So now the family have to go to Dalian and negotiate the tricky bureaucratic path of getting his body released and arranging a cremation there. It was always his wish to have his ashes scattered in China and so there is no point in bringing him back to Thailand for a cremation only to have to take his ashes back to China.

We (me and my Thai wife) are in the UK at the moment and will travel to Dalian as soon as we can get a visa ( 48 hours at least, they open on Monday) and meet up with the in laws and arrange the release of the body and the cremation.

We will probably be there for 2 weeks or so and once the hard part of the trip is over we would like to get out and about a bit and have a look around before returning to the UK and so my question is: has anybody been to Dalian and if so, what is there to see there?

I see from the map that Dalian is very close to the border with North Korea, dont suppose they do day trips ????

----------


## Chittychangchang

Sorry for your loss, safe travels.

Sounds like an old guy who loved life and lived it to the max.

----------


## Ratchaburi

Tax I was there 10 years ago it is a holiday destination for Chinese people.
No body was able to speak English there even asking for a bottle of water, we had to wait to see some one walk pass the window carrying a bottle of water.
Ordering food you need to look at pictures.
I was there for a exhibition, so did not get to look around.
Condolence for your lose.
I hope thing have changes for the better.

----------


## alwarner

Condolences to your Mrs., Tax.

Sounds like the old boy had a bit of adventurer in him and the story (apart from his death) raised a smile.

----------


## taxexile

Thanks for the kind thoughts.

The old boy certainly did live life to the full, but the consequences of his latest adventure have resulted in his family having a nightmare to sort out over there.

Apparently when a foreigner dies the police get involved and before releasing the body they will need to investigate his death, why I really dont know, he was 90 years old for gods sake.

He was with a distant cousin when he died, this cousin is a relatively poor man with little influence and understandably, does not want to get involved with the police under any circumstances and intends to go AWOL, thereby leaving the family with the job of obtaining release of the body and arranging a cremation. All this in a provincial town in a foreign country. 
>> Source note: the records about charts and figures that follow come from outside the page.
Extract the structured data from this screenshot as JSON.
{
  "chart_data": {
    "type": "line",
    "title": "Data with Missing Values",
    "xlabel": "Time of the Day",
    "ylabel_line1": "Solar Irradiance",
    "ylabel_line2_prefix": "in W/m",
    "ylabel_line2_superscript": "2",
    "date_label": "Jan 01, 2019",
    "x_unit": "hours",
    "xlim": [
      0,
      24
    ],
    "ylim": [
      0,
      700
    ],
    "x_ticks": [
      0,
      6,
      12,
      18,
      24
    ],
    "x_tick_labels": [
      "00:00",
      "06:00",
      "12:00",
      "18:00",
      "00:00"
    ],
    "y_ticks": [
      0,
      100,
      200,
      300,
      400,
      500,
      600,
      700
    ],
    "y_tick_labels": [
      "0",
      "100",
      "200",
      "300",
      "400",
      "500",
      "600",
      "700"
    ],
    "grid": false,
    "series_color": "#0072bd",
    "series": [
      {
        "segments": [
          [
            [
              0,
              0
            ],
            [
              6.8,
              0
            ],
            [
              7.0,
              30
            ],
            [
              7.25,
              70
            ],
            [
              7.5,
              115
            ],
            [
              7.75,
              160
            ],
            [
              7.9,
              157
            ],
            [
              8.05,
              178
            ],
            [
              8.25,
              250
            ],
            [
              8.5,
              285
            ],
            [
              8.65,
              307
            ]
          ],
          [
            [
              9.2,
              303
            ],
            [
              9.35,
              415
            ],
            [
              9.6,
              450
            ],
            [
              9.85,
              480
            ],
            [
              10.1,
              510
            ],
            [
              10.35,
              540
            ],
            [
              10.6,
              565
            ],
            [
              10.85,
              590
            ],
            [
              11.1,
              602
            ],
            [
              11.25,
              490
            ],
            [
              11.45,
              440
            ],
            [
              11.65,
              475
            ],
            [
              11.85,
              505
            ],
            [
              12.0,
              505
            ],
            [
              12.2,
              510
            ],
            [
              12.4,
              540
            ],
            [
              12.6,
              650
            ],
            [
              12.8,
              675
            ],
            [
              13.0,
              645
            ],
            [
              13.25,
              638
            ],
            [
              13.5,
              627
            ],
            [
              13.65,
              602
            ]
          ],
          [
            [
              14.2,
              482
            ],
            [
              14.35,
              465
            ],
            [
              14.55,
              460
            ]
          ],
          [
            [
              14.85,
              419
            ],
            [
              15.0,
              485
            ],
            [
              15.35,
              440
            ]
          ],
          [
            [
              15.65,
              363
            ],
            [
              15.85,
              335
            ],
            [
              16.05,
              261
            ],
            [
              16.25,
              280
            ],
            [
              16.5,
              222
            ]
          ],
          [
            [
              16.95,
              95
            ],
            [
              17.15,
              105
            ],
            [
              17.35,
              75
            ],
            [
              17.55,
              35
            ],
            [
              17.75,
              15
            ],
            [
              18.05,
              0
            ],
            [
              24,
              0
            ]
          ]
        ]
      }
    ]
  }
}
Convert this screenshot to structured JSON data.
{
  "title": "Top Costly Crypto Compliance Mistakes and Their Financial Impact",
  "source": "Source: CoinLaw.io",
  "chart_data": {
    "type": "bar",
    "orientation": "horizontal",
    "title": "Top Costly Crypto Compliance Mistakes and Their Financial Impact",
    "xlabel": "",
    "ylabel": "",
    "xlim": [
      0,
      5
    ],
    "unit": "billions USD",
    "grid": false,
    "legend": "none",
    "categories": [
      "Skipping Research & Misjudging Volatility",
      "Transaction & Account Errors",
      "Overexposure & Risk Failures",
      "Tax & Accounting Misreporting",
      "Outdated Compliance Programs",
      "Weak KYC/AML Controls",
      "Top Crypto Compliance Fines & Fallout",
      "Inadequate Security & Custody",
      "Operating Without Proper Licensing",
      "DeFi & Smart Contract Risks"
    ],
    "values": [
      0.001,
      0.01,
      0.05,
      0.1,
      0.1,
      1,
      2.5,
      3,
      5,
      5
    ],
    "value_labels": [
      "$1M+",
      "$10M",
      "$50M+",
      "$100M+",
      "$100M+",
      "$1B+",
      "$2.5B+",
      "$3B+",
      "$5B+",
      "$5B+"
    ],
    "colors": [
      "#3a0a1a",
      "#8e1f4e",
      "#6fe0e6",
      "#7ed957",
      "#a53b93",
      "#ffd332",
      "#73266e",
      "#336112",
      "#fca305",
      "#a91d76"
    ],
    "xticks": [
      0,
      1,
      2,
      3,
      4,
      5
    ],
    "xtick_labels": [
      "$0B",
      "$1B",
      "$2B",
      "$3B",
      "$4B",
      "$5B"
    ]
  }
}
The Thai consulate services, normally very good when it comes to helping out Thais abroad, don't want to know seeing as he was not officially a Thai.

Anyway, I expect we will have plenty of time on our hands whilst the officials and bureaucrats shuffle their papers and shrug their shoulders, so back to my question.

Anything to see in and around Dalian?

----------


## Latindancer

Dalian travel guide - Wikitravel

----------


## Dillinger

There looks a fair bit to do there;This looks worth a visit,probably before the funeral.

Japan-Russia Prison Site of Port Arthur (Dalian, China) on TripAdvisor: Hours, Address, Attraction Reviews

commiserations for the old boy

----------


## VocalNeal

Sorry about the old fella.  

You could try the beach?



FYI. My father 90 year-old father told me I don't need to go home for his funeral as he won't be having a church/big ceremony. I suspect your relative's sentiments would be the same.

This looks Ok though.

----------


## taxexile

> Dalian travel guide - Wikitravel



thanks for that, lots of useful info there.

----------


## Horatio Hornblower

Look on the net you lazy bstard.

Dalian Tourism Administration

----------


## Luigi

Nice story.

Was in Dalian for 2 days in 2006,

Nice modern city, very nice Korean massage lounges to chill out in. Quite an experience.

Got a ferry across the sea to get a train South. Not much more memories than that.

----------


## taxexile

can you remember which part of the city you stayed in?

----------


## Luigi

nope.  :Smile: 

the first night I stayed in one of the Korean Massage lounges, they're quite an experience.

Second night some place along the harbour. It's quite a modern, metropolitan city, with a big famous (nationally) football team. 

I'm sure that none of that helps, but good luck and enjoy it. It's a very different city to how many people would think of China.

----------


## Luigi

> There looks a fair bit to do there;This looks worth a visit,probably before the funeral.
> 
> Japan-Russia Prison Site of Port Arthur (Dalian, China) on TripAdvisor: Hours, Address, Attraction Reviews
> 
> commiserations for the old boy




You wouldn't want to get an itchy nutsack.  :Smile:

----------


## ossierob

have fun

----------


## taxexile

we are leaving tomorrow for 10 days there, doubt if the first few days will be much fun, but we intend to make the most of it after the formalities and cremation.

i travelled in china in 1984 when over half the population were wearing mao jackets and riding bicycles, and industrial revolution style factories were belching out black smoke. 

i expect i will be impressed, or possibly depressed, by the changes since then.

i detest all chinese food and have packed 3 kilos of scotts porridge oats as sustenance for my trip. the wife thinks i am mad!

----------


## Chittychangchang

> 3 kilos of scotts porridge oats as sustenance for my trip


At least you'll be regular :Smile:

----------


## grasshopper

Your wife is correct!

 :smiley laughing:

----------